The Bayonne City Council saw an outcry of support for former High School Head Football Coach Dwayne Williams, who did not get his contract renewed by the board of education at the end of last year following a brawl on the field at the end of October.
By Daniel Ulloa/Hudson County View
Abraham Mitchell spoke in Williams’ favor, noting he was the first African American in that position.
“Coach Williams has made a difference in their lives. They can relate to him,” he said.
Council President Sharon Ashe-Nadrowski, a declared mayoral challenger, noted she attended the board of education meeting in December as well as that the council is not privy to any further information than the public..
“We didn’t receive any report or information from the board of education. They’re not allowed to. It’s a separate entity,” she explained.
Elijah Ortiz said many who see football as their only way to a better life looked up to Williams, asking about what happened with the security hired for the October 29th game against Barringer High School where fights broke out.
“We don’t have that control. We can certainly ask questions,” Nadrowski replied.
“I am going to try to inquire and find out,” added 3rd Ward Councilman Gary La Pelusa said.
Nevertheless, several others continued to talk up Williams, who was a standout player in high school and college.
“One fight does not define this man … You guys have the power to give this man the opportunity he deserves,” stated Gerald Baker.
“I’m absolutely impressed regarding the many speakers in favor of Williams. The council meetings get all the attention and the school board meetings do not,” added 1st Ward Councilman Neil Carroll.
La Pelusa again noted that the school board doesn’t answer to the council and that they therefore have no involvement in personnel decisions.
“No coach has helped me the way Coach Williams has. It’s not fair to the kids that we get new coaches every season. He cares about the youth and our future,” said Javonne Stevens, who noted that Williams was only hired last summer.
Additionally, Chuck Waldron said he represented the High School Football Players Alumni Association. He asked what Bayonne Mayor Jimmy Davis thought of the issue and the council said they could not speak on his behalf.
“I don’t think this passes the smell test … Although some of the players were punished for what they did in the fights, not one coach was reprimanded or fired. If that’s the reasoning, it shouldn’t be,” he argued.
Waldron also claimed that Barringer’s coach admitted his team started the fight, using a helmet as a weapon against younger players.
“Dwayne is a great coach: he has an amazing resume,” he said, receiving a great deal of applause from others as he walked away from the podium.

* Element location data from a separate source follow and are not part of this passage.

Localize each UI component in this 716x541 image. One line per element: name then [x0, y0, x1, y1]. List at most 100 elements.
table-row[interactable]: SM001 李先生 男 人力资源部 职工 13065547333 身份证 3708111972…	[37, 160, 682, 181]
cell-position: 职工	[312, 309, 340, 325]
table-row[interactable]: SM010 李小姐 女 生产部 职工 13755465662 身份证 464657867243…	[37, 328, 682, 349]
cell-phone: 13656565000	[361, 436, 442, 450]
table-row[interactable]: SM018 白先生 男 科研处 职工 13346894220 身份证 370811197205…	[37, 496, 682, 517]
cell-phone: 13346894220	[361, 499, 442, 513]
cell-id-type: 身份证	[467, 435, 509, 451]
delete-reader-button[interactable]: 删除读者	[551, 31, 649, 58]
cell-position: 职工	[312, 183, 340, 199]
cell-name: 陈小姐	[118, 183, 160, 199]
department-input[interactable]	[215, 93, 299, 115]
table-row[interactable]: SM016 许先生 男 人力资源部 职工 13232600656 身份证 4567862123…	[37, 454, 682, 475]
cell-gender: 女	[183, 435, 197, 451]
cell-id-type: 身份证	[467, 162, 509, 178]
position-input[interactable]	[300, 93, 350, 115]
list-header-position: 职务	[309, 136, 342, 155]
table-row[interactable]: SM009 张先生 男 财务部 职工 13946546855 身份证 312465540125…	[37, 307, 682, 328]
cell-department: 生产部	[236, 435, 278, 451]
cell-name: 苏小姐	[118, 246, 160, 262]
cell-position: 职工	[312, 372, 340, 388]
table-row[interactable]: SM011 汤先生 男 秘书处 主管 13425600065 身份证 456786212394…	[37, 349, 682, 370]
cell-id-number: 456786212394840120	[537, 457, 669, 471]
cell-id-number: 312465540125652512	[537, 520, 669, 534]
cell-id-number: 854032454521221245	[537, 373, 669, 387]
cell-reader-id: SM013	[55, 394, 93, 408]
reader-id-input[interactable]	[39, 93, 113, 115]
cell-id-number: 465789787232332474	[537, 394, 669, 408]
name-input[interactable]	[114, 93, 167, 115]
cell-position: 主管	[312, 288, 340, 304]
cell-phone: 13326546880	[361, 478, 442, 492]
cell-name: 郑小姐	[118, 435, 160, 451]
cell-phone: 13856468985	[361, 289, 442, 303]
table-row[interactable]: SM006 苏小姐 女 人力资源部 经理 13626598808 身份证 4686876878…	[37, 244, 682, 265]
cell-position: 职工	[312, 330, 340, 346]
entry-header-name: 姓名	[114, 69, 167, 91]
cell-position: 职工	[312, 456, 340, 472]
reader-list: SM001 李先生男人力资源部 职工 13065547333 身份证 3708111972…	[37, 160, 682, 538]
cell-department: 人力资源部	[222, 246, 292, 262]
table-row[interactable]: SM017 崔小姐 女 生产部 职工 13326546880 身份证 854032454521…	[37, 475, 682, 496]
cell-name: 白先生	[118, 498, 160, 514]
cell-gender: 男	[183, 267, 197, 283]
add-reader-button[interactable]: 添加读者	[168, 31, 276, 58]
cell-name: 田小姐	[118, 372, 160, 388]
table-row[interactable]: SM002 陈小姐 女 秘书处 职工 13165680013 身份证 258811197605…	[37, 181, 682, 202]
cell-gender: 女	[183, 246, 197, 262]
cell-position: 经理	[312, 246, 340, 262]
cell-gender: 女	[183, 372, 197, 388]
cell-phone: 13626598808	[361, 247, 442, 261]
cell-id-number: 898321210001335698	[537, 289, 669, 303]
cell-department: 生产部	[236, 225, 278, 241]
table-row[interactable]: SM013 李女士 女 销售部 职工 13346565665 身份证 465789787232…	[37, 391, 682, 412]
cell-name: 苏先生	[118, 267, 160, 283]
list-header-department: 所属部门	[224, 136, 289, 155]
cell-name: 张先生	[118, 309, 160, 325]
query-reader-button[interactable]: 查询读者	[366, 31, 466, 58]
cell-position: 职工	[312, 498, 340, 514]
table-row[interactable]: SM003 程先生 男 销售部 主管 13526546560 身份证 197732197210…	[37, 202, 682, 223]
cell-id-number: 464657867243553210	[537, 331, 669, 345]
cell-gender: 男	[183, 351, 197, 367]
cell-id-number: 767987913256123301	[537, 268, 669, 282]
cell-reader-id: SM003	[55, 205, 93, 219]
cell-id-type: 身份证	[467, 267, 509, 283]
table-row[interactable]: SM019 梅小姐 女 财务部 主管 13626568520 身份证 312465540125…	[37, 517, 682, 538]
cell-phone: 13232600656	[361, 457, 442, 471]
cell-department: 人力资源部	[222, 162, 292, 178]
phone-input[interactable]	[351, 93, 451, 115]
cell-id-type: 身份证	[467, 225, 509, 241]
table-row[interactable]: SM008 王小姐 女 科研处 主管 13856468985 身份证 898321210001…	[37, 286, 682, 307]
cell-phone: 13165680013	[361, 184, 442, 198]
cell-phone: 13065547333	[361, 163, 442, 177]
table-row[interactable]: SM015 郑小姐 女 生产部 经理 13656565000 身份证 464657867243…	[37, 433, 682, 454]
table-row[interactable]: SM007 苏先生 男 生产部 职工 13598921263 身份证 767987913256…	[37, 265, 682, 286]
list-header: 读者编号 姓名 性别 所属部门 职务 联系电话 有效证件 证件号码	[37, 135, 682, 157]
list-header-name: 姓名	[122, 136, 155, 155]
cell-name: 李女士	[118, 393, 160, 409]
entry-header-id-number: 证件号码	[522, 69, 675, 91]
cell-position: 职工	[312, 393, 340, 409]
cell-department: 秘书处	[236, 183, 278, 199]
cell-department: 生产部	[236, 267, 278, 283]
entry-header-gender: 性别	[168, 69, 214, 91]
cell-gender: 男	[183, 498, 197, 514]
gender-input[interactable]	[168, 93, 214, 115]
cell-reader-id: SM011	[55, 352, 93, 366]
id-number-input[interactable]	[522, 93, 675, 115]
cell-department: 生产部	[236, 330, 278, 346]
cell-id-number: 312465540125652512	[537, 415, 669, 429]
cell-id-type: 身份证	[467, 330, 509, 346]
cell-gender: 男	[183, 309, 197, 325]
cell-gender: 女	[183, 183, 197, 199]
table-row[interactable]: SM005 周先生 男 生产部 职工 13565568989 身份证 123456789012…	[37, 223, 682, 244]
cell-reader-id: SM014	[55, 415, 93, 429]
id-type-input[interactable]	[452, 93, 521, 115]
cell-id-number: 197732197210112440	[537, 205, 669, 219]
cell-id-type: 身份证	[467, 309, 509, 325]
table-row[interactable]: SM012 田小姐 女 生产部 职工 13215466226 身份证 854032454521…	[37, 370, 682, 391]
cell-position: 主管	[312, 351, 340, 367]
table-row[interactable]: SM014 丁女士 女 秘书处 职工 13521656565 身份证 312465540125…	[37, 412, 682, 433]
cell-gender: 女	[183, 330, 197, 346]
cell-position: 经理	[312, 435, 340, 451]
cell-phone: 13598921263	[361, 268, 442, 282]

Sean Hill said he has coached youth football in Bayonne for 27 years and was in contact with Williams for most of that time, claiming he was set up for failure.
“His whole dream was coming back to here. From day one they had him walking on eggshells. They never wanted Dwayne on the job The security for Bayonne High School was non-existent because the head of security wasn’t there. What has been done here has been an injustice,” Hill exclaimed.
He also claimed a baseball coach should be in trouble for worse situations, one of which involved a gun.
“Dwayne is the right person for the job. Somebody doesn’t want Dwayne there,” chimed in Gary Gustavo.
Councilman-at-Large Juan Perez commended the passion of Williams’ supporters.
“I think you kids did a great job. I’m inquiring also,” adding that he would make several calls about the situation to applause from the room.
At the December 21st BOE meeting, counsel said they were accepting the recommendations of the Super Football Conference report on the incident, though an attorney for Williams said the report didn’t recommend his termination.